Aetna Inc., the nation's largest health insurer, said Tuesday it will no longer offer its HMO product in certain counties in California as the company pares down membership to focus on profitability.
Ronald Williams, Aetna's newly named chief of health operations, told investors during the 22nd Annual Goldman Sachs Healthcare Conference that the company is reviewing markets, products and customer segments to determine which areas to exit.
"One of the most important new directions is a bias toward profitability," Williams said. "We are prepared to be smaller but more profitable." The company has been struggling to improve profit amid rising medical costs.

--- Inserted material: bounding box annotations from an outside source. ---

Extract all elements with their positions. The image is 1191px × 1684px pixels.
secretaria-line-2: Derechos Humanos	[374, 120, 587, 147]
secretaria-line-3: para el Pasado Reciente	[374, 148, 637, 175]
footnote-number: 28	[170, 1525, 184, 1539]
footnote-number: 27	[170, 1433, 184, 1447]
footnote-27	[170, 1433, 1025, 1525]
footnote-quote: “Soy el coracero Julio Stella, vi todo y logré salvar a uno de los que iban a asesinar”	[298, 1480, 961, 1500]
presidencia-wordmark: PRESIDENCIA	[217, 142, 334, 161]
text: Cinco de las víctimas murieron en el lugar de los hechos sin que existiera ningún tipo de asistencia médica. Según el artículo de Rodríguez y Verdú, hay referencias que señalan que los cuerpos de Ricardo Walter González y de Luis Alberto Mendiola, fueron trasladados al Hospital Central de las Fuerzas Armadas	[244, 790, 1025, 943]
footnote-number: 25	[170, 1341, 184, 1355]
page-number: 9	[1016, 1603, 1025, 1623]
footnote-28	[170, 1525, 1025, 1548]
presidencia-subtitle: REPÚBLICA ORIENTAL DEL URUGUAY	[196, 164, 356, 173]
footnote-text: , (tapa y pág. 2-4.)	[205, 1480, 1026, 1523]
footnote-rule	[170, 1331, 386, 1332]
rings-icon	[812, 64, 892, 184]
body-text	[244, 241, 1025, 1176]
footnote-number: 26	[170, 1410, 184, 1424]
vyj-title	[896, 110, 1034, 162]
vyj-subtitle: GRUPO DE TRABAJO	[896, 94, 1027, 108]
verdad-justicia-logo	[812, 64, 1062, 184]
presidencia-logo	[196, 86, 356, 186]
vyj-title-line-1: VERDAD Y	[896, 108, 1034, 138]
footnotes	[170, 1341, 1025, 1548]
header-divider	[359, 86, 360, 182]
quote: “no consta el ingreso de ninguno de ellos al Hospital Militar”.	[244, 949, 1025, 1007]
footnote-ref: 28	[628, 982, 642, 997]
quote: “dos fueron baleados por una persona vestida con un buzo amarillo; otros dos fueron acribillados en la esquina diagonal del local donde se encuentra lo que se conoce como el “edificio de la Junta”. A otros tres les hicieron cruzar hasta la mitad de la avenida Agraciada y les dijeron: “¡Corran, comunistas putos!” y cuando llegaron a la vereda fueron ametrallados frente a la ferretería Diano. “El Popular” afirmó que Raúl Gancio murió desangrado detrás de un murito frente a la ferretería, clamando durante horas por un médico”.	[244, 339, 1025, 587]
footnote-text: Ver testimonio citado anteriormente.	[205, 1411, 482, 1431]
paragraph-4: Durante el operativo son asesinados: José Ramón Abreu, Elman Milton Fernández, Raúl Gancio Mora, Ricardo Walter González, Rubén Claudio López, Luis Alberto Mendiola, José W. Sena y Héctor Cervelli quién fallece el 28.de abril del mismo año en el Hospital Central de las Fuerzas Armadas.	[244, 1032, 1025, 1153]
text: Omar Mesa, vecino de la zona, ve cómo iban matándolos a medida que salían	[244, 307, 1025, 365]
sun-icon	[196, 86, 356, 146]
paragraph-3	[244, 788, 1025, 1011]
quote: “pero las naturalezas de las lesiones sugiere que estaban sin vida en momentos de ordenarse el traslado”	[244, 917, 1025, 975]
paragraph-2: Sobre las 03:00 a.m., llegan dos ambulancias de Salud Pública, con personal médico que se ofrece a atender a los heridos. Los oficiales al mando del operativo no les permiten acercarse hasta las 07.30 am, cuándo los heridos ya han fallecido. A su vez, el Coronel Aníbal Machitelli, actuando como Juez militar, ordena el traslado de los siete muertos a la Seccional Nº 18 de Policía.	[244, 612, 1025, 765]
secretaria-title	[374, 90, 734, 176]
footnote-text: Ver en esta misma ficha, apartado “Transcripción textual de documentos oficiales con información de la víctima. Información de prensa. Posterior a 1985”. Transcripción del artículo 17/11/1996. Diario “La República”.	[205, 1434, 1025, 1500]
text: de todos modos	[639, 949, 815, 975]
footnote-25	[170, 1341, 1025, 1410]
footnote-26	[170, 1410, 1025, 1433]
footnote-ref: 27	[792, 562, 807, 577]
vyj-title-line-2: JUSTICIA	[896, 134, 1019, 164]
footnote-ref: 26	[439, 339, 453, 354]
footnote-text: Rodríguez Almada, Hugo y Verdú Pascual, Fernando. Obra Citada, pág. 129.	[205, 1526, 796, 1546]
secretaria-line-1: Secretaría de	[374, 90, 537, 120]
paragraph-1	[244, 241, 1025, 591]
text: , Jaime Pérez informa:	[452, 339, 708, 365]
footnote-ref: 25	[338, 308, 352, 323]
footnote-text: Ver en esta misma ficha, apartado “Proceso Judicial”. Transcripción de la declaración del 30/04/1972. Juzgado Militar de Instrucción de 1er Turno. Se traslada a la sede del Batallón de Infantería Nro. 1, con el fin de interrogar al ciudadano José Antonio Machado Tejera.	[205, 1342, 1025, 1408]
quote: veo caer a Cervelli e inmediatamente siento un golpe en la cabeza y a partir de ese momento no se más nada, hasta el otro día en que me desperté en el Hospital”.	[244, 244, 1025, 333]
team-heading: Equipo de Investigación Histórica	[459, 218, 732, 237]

Regarding the California exit, Williams said, "We don't believe the medical cost structure we have for reimbursing [health-care] providers in those counties supports the profitability objective we have."
Aetna said late Tuesday that it has notified the California Department of Managed Health Care that it intends to withdraw its HMO-based products from 11 counties in the Central Valley, as well as from 12 ZIP Codes in Riverside and San Bernardino counties. The company said the move would affect about 44,000 of the 1.8 million Aetna members in California.
The withdrawal would become effective for group renewals on or after Jan. 1, 2002. Aetna said it would withdraw its commercial HMO, "QPOS" and "USAccess" products from Napa, Yolo, Placer, El Dorado, Sacramento, Merced, Madera, Fresno, Kings, Tuolumne and Tulare counties, and partially from Riverside and San Bernardino counties.
Shares of Aetna eased 2 cents to close at $25.79 on the New York Stock Exchange on Tuesday.